Articulate, cutting and risque, calling Baldwin 'outspoken' is an understatement in the manner of calling Victoria Beckham a little on the slim side. But unlike most 'outspoken' celebrities, where the word 'outspoken' is often a euphamism for 'screaming nonsensical attention-grabbing crazy', Baldwin's is more politically focused. He was a relentless critic of the Bush administration and all of its trimmings, especially Dick Cheney, who he once branded a terrorist in a column for the Huffington Post. He equated the 2000 US presidential election with 9/11, saying that the impact the goings on of George W Bush, hanging chads and supreme court judges had on American democracy was similar to the impact the attacks on the Twin Towers had on commerce in New York. Also deeply concerned about animal rights, his activism in that area has brought collaboration with the often daft PETA organisation.


Such shooting of one's mouth off doesn't usually wash with the insanely shiny PR gloss over most actors these days, but Baldwin somehow gets away with it, trading on a mixture of 'been around the block' experience, intelligence, and verbal wrecklessness.
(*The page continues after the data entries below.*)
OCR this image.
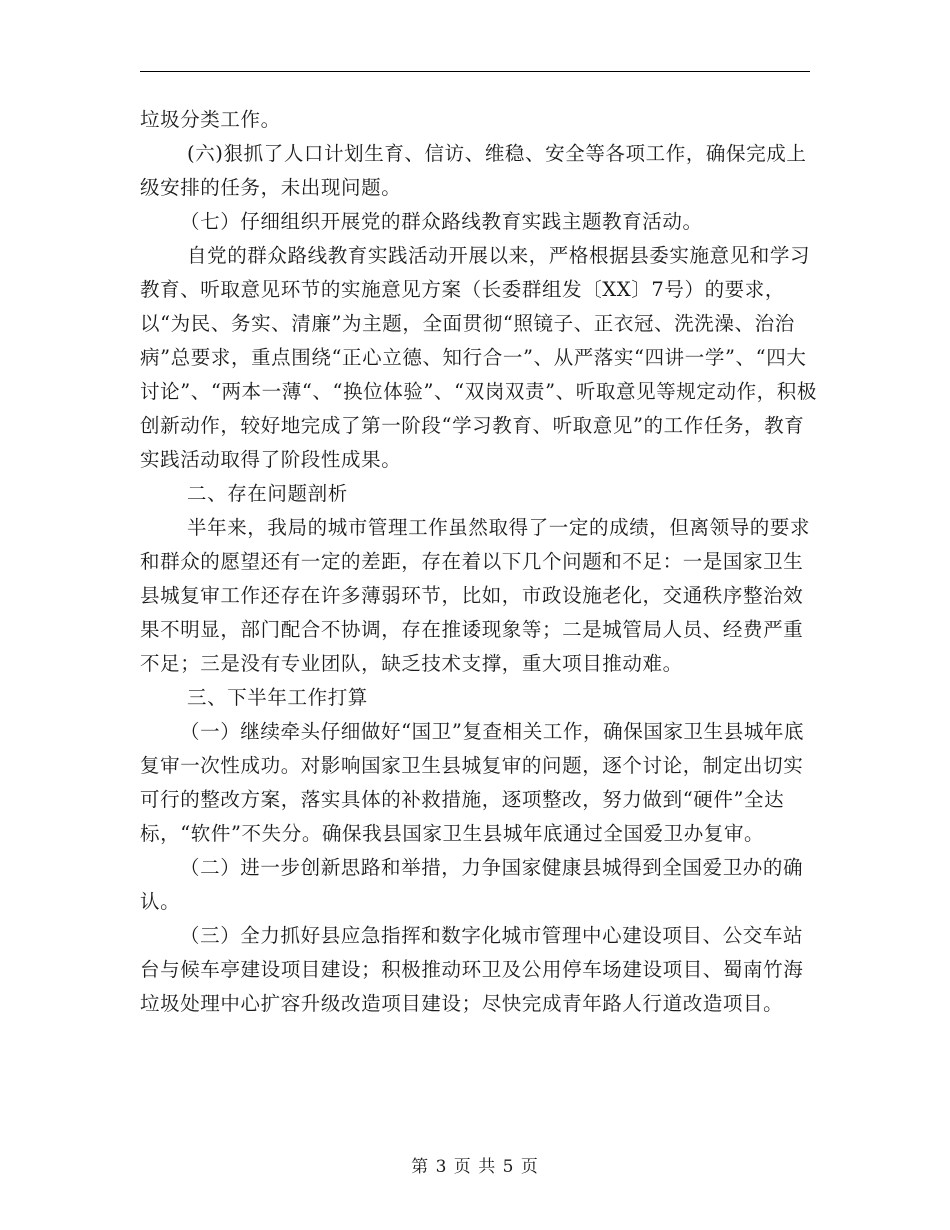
垃圾分类工作。

(六)狠抓了人口计划生育、信访、维稳、安全等各项工作，确保完成上级安排的任务，未出现问题。

（七）仔细组织开展党的群众路线教育实践主题教育活动。

自党的群众路线教育实践活动开展以来，严格根据县委实施意见和学习教育、听取意见环节的实施意见方案（长委群组发〔XX〕7号）的要求，以“为民、务实、清廉”为主题，全面贯彻“照镜子、正衣冠、洗洗澡、治治病”总要求，重点围绕“正心立德、知行合一”、从严落实“四讲一学”、“四大讨论”、“两本一薄“、“换位体验”、“双岗双责”、听取意见等规定动作，积极创新动作，较好地完成了第一阶段“学习教育、听取意见”的工作任务，教育实践活动取得了阶段性成果。

二、存在问题剖析

半年来，我局的城市管理工作虽然取得了一定的成绩，但离领导的要求和群众的愿望还有一定的差距，存在着以下几个问题和不足：一是国家卫生县城复审工作还存在许多薄弱环节，比如，市政设施老化，交通秩序整治效果不明显，部门配合不协调，存在推诿现象等；二是城管局人员、经费严重不足；三是没有专业团队，缺乏技术支撑，重大项目推动难。

三、下半年工作打算

（一）继续牵头仔细做好“国卫”复查相关工作，确保国家卫生县城年底复审一次性成功。对影响国家卫生县城复审的问题，逐个讨论，制定出切实可行的整改方案，落实具体的补救措施，逐项整改，努力做到“硬件”全达标，“软件”不失分。确保我县国家卫生县城年底通过全国爱卫办复审。

（二）进一步创新思路和举措，力争国家健康县城得到全国爱卫办的确认。

（三）全力抓好县应急指挥和数字化城市管理中心建设项目、公交车站台与候车亭建设项目建设；积极推动环卫及公用停车场建设项目、蜀南竹海垃圾处理中心扩容升级改造项目建设；尽快完成青年路人行道改造项目。

第 3 页 共 5 页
However, he is still banned from entering the Philippines after cracking a joke on a talk show last year about having more children via a mail order Filipino bride.


His sharpness is also a result of the ongoing trauma he is suffering from his divorce and separation from his daughter, something he brands 'par­ental alienation syndrome'.


Baldwin met his future wife Kim Basinger on the set of The Marrying Man in 1990. He did indeed become the marrying man three years later, and their daughter was born in '95. After their divorce in 2001, the former couple became locked in a highly contentious and very public custody battle.


While Bassinger cites Baldwin's temper as one of the reasons the marriage failed, Baldwin himself has been extremely levelheaded in the consistency of his open criticism about his wife and her legal team, so much so, that in 2008, he documented it all in the book A Promise To Ourselves, a chronicle of how he was trying to maintain the relationship between him and his daughter, and the roadblocks that were affecting it.


Baldwin claims that Bassinger has spent $1.5m on keeping him out of his daughter's life, while he has spent $1m trying to stay in it. The argument reached breaking point when he left an extremely irate voicemail after an arranged phonecall to his daughter went unanswered. The voice message was subsequently sold to celebrity gossip website TMZ, an incident that Baldwin subsequently admitted in an interview with Playboy magazine nearly drove him to suicide.


Steve Martin will co-host the Oscars with Baldwin, and it marks a certain peak in the latter's career, a recognition of sorts that he is of the establishment, but also smart and capable enough to be in charge of it for a night, and that although he has made it big, for the time being at least he's still the host, and not the birthday boy.


Hero or villain? Alec Baldwin


High: His turn as Jack Donaghy on the sitcom 30 Rock which has earned him a clutch of awards.


Low: His ongoing struggle for more visitation rights to his daughter.